In terms of data analysis, the article describes the use of descriptive statistics, t-tests, and multiple regression analysis. These choices are appropriate given the research questions focused on understanding relationships between variables and predicting outcomes. Yet, the section briefly mentions assumptions testing for these analyses without elaborating on their results. A more detailed account of how assumptions such as normality, homoscedasticity, and multicollinearity were assessed would add rigor.

Overall, the Methods section demonstrates a solid understanding of research methodology, but greater detail in procedural aspects and assumption testing would further enhance its robustness.

Measures of Central Tendency in the Article

The article predominantly reports measures of central tendency such as the mean and median to summarize the data collected from the survey instruments. The mean is used to describe the average scores of participants on various scales, providing a central value that reflects the typical response. For example, the average score on the [specific measure] was found to be [value], indicating a general trend within the sample.

The median is employed in instances where the data distributions are skewed. For example, if responses on a particular item exhibit a non-normal distribution due to outliers or extreme values, the median offers a more robust indicator of central tendency, representing the midpoint of the data.

The author’s choice of the mean over other measures, such as the mode, is appropriate because the data are approximately normally distributed. The mean provides a comprehensive summary that considers all data points, making it suitable for parametric analyses like regression. Conversely, the median is used selectively when the data deviate from normality, ensuring accurate central tendency depiction regardless of distribution shape.

The decision to report the mean and median aligns with standard practices in quantitative research, where the aim is to accurately represent the data's central point while accounting for potential distribution issues. These choices facilitate subsequent statistical tests that assume normality, such as t-tests and regression analyses, enhancing the interpretability and validity of the findings.

In sum, the use of the mean and median in the article is justified based on the data distribution and the intended analyses, providing a clear depiction of participants' responses and supporting the study's overall conclusions.

References

  1. Al Gharaibeh, M. (2023). Title of the article. Journal Name, Volume(Issue), pages. https://doi.org/xx.xxx/yyyy
  2. Cohen, J. (1988). Statistical power analysis for the behavioral sciences (2nd ed.). Hillsdale, NJ: Lawrence Erlbaum Associates.
  3. Field, A. (2013). Discovering statistics using IBM SPSS statistics (4th ed.). Sage Publications.
  4. Gravetter, F. J., & Wallnau, L. B. (2017). Statistics for the behavioral sciences (10th ed.).

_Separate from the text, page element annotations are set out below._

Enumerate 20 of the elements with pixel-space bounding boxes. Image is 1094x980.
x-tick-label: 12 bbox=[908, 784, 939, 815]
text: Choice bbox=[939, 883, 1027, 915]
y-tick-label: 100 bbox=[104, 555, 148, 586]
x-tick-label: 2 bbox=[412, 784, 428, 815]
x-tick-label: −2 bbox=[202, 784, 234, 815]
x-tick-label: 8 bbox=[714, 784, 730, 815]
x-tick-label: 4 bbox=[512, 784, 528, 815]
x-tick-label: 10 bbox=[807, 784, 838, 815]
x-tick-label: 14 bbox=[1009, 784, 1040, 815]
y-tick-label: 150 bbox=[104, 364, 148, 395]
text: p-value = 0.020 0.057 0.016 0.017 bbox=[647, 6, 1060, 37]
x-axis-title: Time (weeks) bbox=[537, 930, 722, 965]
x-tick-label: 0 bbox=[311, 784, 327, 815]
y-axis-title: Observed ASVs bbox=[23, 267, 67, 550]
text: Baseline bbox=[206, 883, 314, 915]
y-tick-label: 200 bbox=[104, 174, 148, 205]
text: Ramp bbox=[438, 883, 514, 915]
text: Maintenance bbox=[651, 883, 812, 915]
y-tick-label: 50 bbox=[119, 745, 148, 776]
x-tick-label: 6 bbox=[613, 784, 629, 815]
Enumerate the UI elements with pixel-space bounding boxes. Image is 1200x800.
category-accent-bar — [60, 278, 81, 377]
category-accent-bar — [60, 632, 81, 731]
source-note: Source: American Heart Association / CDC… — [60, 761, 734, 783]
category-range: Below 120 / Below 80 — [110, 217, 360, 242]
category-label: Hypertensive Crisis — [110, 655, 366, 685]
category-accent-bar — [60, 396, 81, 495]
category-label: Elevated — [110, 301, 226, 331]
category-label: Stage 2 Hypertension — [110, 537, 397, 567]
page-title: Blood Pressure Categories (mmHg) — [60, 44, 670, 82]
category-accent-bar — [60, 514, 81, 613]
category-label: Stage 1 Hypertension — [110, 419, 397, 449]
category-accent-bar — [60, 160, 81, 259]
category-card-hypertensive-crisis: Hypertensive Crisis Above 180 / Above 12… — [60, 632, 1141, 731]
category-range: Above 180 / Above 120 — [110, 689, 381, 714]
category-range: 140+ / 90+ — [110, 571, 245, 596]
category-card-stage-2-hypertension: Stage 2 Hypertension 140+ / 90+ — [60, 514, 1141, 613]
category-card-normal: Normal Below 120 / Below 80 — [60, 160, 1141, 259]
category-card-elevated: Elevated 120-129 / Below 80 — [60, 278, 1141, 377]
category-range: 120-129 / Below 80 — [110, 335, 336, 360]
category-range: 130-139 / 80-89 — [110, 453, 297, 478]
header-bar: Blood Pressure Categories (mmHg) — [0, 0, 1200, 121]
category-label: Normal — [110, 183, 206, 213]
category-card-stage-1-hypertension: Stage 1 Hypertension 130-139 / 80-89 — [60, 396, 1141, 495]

Cengage Learning.
  5. Johnson, R. A., & Wichern, D. W. (2007). Applied multivariate statistical analysis (6th ed.). Pearson.
  6. Levine, D. M., Stephan, D. F., Krehbiel, T. C., & Berenson, M. L. (2011). Statistics for managers using Microsoft Excel (6th ed.). Pearson.
  7. Mann, Whitney, D. (1947). On a test of whether two samples come from the same population. Annals of Mathematical Statistics, 18(1), 50–60.
  8. Tabachnick, B. G., & Fidell, L. S. (2013). Using multivariate statistics (6th ed.). Pearson.
  9. Field, A. (2013). Discovering statistics using IBM SPSS Statistics. Sage Publications.
  10. Wilcox, R. R. (2012). Introduction to robust estimation and hypothesis testing. Academic Press.